Peter has extended the "USA" syntax to more general access for any datatype, including sequence, feature and OBO. Query fields need to be made general (not only the sequence-specific ones hardcoded in EMBOSS).
Text access can now be made general for any data type. Where there is no text (e.g. Ensembl data retrieval as an object) we should report that text is not supported.
PURLs have been created for all EDAM terms. The submission script works, but there is a server timeout if too many are created.
The script uses a directory of XML files, with one term per file and can be resubmitted to make sure.
The scripts are committed to the edamontology CVS server.
Online EDAM documentation is updated for the new formats, including html, xml and json representations of OBO.
The edamclean utility is updated to write modified files.
Peter noted there are two copies of EDAM on the NCBO portal, as the beta_08 release is still there.

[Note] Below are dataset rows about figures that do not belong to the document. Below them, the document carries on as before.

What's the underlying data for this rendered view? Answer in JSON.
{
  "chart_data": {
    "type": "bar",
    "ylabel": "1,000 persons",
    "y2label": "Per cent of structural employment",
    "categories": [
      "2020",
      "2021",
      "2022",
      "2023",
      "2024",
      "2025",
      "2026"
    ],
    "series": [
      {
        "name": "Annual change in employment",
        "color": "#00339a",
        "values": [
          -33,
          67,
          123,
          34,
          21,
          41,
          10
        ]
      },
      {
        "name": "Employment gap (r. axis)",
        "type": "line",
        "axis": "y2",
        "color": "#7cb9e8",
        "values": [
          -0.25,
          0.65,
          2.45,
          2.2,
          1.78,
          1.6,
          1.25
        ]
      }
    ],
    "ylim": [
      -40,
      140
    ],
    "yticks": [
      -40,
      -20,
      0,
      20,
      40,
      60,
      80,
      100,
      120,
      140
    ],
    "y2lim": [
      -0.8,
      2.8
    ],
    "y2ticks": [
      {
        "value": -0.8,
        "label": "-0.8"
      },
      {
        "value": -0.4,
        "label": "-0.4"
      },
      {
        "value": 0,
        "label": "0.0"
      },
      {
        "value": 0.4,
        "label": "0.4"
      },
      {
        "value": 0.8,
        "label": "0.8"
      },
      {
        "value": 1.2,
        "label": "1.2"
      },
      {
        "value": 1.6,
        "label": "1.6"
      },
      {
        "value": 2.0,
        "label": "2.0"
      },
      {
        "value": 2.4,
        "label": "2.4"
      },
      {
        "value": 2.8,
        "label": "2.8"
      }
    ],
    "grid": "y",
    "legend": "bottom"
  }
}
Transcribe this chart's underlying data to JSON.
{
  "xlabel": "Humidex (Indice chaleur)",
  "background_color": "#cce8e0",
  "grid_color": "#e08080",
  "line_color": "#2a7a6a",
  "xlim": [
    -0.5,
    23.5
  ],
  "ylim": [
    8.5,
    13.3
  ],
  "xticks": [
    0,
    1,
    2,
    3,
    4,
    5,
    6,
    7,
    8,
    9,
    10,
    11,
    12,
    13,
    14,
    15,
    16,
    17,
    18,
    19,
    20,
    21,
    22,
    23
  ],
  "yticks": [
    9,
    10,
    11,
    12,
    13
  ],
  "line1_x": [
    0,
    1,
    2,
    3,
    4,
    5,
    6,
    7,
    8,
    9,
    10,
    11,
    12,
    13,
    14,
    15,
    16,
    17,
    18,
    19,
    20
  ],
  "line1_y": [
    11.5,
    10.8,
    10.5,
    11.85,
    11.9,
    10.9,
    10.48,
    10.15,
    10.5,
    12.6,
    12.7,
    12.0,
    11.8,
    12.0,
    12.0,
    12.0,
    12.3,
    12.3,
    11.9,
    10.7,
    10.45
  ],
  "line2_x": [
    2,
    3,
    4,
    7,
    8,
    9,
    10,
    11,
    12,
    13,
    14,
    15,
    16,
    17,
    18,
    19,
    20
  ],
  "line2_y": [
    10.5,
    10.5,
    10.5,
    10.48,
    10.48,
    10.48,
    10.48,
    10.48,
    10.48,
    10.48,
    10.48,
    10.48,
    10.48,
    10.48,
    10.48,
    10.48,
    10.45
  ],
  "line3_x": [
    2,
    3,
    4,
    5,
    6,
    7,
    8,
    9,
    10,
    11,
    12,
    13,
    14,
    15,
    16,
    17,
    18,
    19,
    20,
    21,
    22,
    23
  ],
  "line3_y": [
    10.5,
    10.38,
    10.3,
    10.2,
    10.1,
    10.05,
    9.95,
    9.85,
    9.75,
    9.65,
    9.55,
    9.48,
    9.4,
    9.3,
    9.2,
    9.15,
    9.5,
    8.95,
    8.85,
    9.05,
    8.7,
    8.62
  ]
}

Jon is now working through the EDAM topic terms to simplify them. A maximum of 3 levels deep should be sufficient. For data curators, a moderate number of well-structured terms is needed.
Once completed, Jon will review the annotation of 1700 services in BioCatalogue.
Jon reported on Dmitri's development of the "BioNemus" WSDL editor, which reads in an OWL version of EDAM to define data structures. EDAM will continue to be maintained in OBO, but this can be used to generate a purely semantic OBO and OWL version for BioNemus to use.
Jon will take a break before checking the next book.
Indexing is an issue still to be addressed.